Prof Emmanuel Seront from UCL Louvain discusses with Prof Christof Vulsteke from Maria Middelares Gent how the NEMIO trial improves neoadjuvant chemotherapy in the perioperative setting in MIBC patients.

In these cases, cisplatin-gemcitabine-based chemotherapy is SOC. However, given the correlation between higher pCR rates and improved outcomes, various approaches are being explored alongside ddMVAC. The NEMIO trial, a phase 1-2 study, investigates adding the immune checkpoint inhibitors durvalumab (D) with or without tremelimumab (T) to ddMVAC in MIBC patients. Around 120 cT2-4N0-1 patients were randomized into two arms, receiving 4 cycles of ddMVAC every 2 weeks with D +/- T every 4 weeks.

The primary endpoint, pCR, was approximately 49% in the doublet therapy and 47% in the triplet therapy, indicating no additional benefit from adding T to ddMVAC and D. Impressively, DFS reached 80% in the doublet and 90% in the triplet therapy after 1 year of follow-up.

Ensuring safety was a significant co-primary endpoint, with the majority of patients (>75%) completing treatment cycles and undergoing radical cystectomy. Only 6 patients did not receive cystectomy, with 4 refusing and 2 experiencing disease progression.

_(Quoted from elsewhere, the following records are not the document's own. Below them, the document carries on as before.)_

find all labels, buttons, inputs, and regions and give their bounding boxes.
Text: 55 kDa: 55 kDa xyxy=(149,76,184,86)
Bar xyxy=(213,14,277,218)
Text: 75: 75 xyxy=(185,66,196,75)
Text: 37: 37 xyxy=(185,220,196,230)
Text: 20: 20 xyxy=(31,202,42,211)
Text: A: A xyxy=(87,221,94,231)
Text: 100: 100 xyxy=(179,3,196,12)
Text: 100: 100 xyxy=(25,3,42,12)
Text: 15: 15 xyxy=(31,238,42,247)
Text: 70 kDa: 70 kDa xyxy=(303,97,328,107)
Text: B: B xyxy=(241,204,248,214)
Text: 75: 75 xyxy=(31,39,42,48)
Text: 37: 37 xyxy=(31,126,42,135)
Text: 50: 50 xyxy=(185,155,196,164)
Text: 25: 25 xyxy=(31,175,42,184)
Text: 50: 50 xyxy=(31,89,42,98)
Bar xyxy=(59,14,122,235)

This marked improvement compared to earlier trials, where only 60% of patients completed all treatment cycles, underscores the promise of these results, despite the absence of a control arm such as ddMVAC alone. The safety profile warrants further investigation in phase 3 studies.

Experts note the challenge of achieving over 50% pCR in all trials in this patient cohort, despite the NEMIO trial achieving one of the highest rates among clinical trials conducted. Increased pCR was associated with pathological downstaging, as only one-third of patients had residual tumours in the blood.

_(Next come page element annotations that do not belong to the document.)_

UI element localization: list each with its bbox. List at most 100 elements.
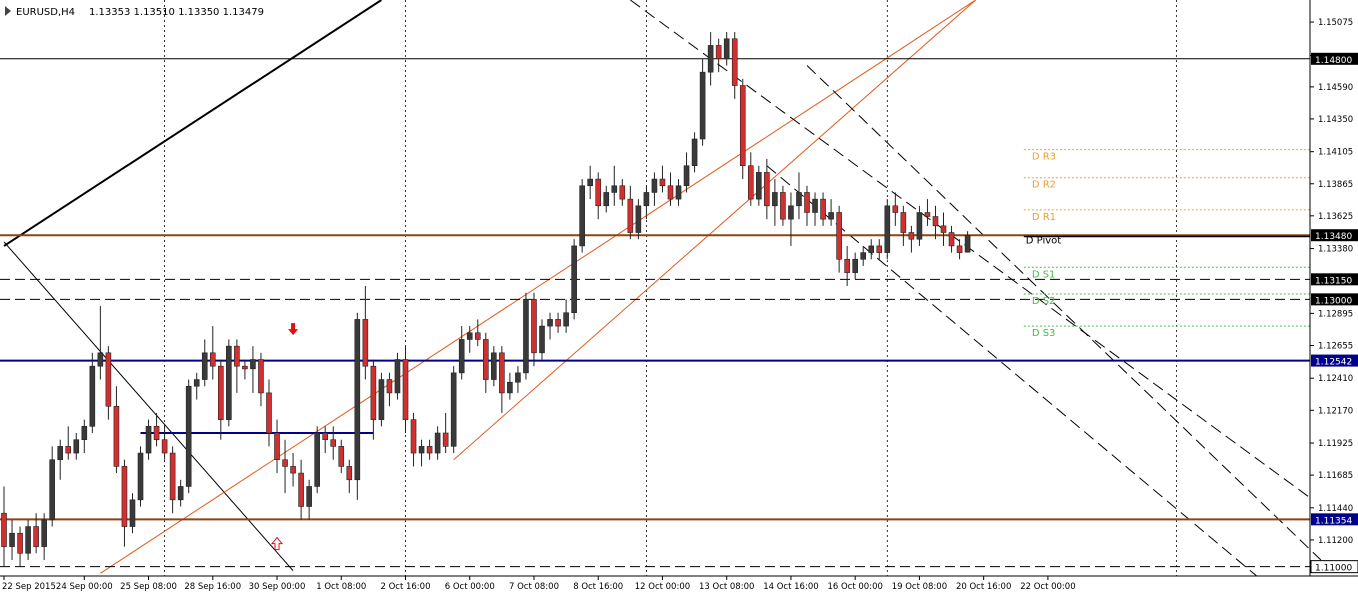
candle[interactable] bbox=[788, 192, 794, 246]
candle[interactable] bbox=[306, 479, 312, 520]
candle[interactable] bbox=[153, 412, 160, 447]
candle[interactable] bbox=[796, 172, 802, 220]
candle[interactable] bbox=[499, 346, 505, 413]
candle[interactable] bbox=[1, 486, 7, 567]
candle[interactable] bbox=[595, 172, 602, 220]
candle[interactable] bbox=[17, 526, 23, 567]
candle[interactable] bbox=[691, 132, 698, 173]
candle[interactable] bbox=[852, 252, 858, 280]
candle[interactable] bbox=[450, 366, 457, 454]
candle[interactable] bbox=[145, 419, 152, 460]
candle[interactable] bbox=[338, 439, 345, 474]
candle[interactable] bbox=[266, 379, 272, 447]
candle[interactable] bbox=[105, 346, 112, 420]
candle[interactable] bbox=[410, 412, 417, 467]
candle[interactable] bbox=[764, 159, 770, 220]
candle[interactable] bbox=[731, 32, 738, 99]
candle[interactable] bbox=[330, 426, 337, 460]
candle[interactable] bbox=[442, 412, 449, 454]
candle[interactable] bbox=[242, 359, 248, 380]
candle[interactable] bbox=[185, 379, 192, 494]
candle[interactable] bbox=[97, 306, 104, 380]
candle[interactable] bbox=[675, 179, 682, 206]
candle[interactable] bbox=[523, 292, 529, 380]
candle[interactable] bbox=[683, 152, 690, 193]
candle[interactable] bbox=[258, 352, 264, 407]
candle[interactable] bbox=[555, 312, 561, 333]
candle[interactable] bbox=[346, 459, 353, 494]
candle[interactable] bbox=[113, 386, 120, 474]
candle[interactable] bbox=[699, 58, 706, 146]
candle[interactable] bbox=[715, 38, 722, 73]
candle[interactable] bbox=[707, 32, 714, 86]
collapse-triangle-icon[interactable] bbox=[5, 6, 11, 16]
candle[interactable] bbox=[73, 433, 80, 460]
candle[interactable] bbox=[314, 426, 320, 494]
candle[interactable] bbox=[426, 439, 433, 460]
candle[interactable] bbox=[9, 519, 15, 560]
candle[interactable] bbox=[964, 231, 971, 253]
candle[interactable] bbox=[282, 439, 288, 494]
candle[interactable] bbox=[651, 172, 658, 206]
candle[interactable] bbox=[884, 199, 891, 260]
candle[interactable] bbox=[161, 426, 168, 460]
candle[interactable] bbox=[892, 192, 899, 226]
candle[interactable] bbox=[234, 339, 240, 393]
candle[interactable] bbox=[515, 366, 521, 393]
candle[interactable] bbox=[370, 359, 377, 440]
candle[interactable] bbox=[828, 199, 834, 226]
candle[interactable] bbox=[587, 165, 593, 200]
candle[interactable] bbox=[868, 239, 875, 260]
candle[interactable] bbox=[579, 179, 585, 253]
candle[interactable] bbox=[41, 513, 47, 560]
candle[interactable] bbox=[924, 199, 931, 226]
candle[interactable] bbox=[81, 419, 88, 454]
candle[interactable] bbox=[804, 185, 810, 226]
candle[interactable] bbox=[458, 326, 465, 380]
candle[interactable] bbox=[940, 212, 947, 246]
candle[interactable] bbox=[218, 359, 224, 440]
candle[interactable] bbox=[643, 185, 650, 220]
candle[interactable] bbox=[394, 352, 401, 400]
candle[interactable] bbox=[836, 205, 842, 273]
candle[interactable] bbox=[507, 372, 513, 400]
candle[interactable] bbox=[876, 239, 883, 260]
candle[interactable] bbox=[129, 493, 136, 534]
candle[interactable] bbox=[948, 225, 955, 253]
candle[interactable] bbox=[434, 426, 441, 460]
candle[interactable] bbox=[563, 299, 569, 333]
candle[interactable] bbox=[531, 292, 537, 367]
candle[interactable] bbox=[908, 225, 915, 253]
candle[interactable] bbox=[177, 479, 184, 507]
candle[interactable] bbox=[571, 239, 577, 320]
candle[interactable] bbox=[169, 446, 176, 514]
candle[interactable] bbox=[860, 245, 867, 266]
candle[interactable] bbox=[956, 239, 963, 260]
candle[interactable] bbox=[226, 339, 232, 427]
candle[interactable] bbox=[619, 179, 626, 206]
candle[interactable] bbox=[466, 326, 473, 353]
candle[interactable] bbox=[290, 453, 296, 487]
candle[interactable] bbox=[772, 179, 778, 226]
candle[interactable] bbox=[418, 439, 425, 467]
candle[interactable] bbox=[274, 419, 280, 474]
candle[interactable] bbox=[611, 165, 618, 206]
candle[interactable] bbox=[322, 426, 329, 454]
candle[interactable] bbox=[193, 372, 200, 400]
candle[interactable] bbox=[49, 446, 55, 527]
candle[interactable] bbox=[250, 346, 256, 393]
candle[interactable] bbox=[362, 285, 369, 380]
candle[interactable] bbox=[354, 312, 361, 500]
candle[interactable] bbox=[756, 165, 762, 206]
candle[interactable] bbox=[547, 312, 553, 340]
candle[interactable] bbox=[627, 185, 634, 240]
candle[interactable] bbox=[812, 192, 818, 226]
candle[interactable] bbox=[916, 205, 923, 246]
candle[interactable] bbox=[739, 78, 746, 180]
candle[interactable] bbox=[659, 165, 666, 193]
candle[interactable] bbox=[402, 346, 409, 434]
candle[interactable] bbox=[378, 372, 385, 427]
candle[interactable] bbox=[25, 519, 31, 560]
candle[interactable] bbox=[386, 372, 393, 407]
candle[interactable] bbox=[65, 426, 72, 460]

To surpass the 50% pCR threshold, trials combining checkpoint inhibition with EV may be promising, as pathological downstaging is anticipated. In the first-line metastatic setting, EV-pembrolizumab offers hope for cisplatin-ineligible patients. In the context of the NEMIO trial, patients need to be fit enough for chemotherapy and have good renal function. To conclude, exciting results are anticipated in the perioperative setting.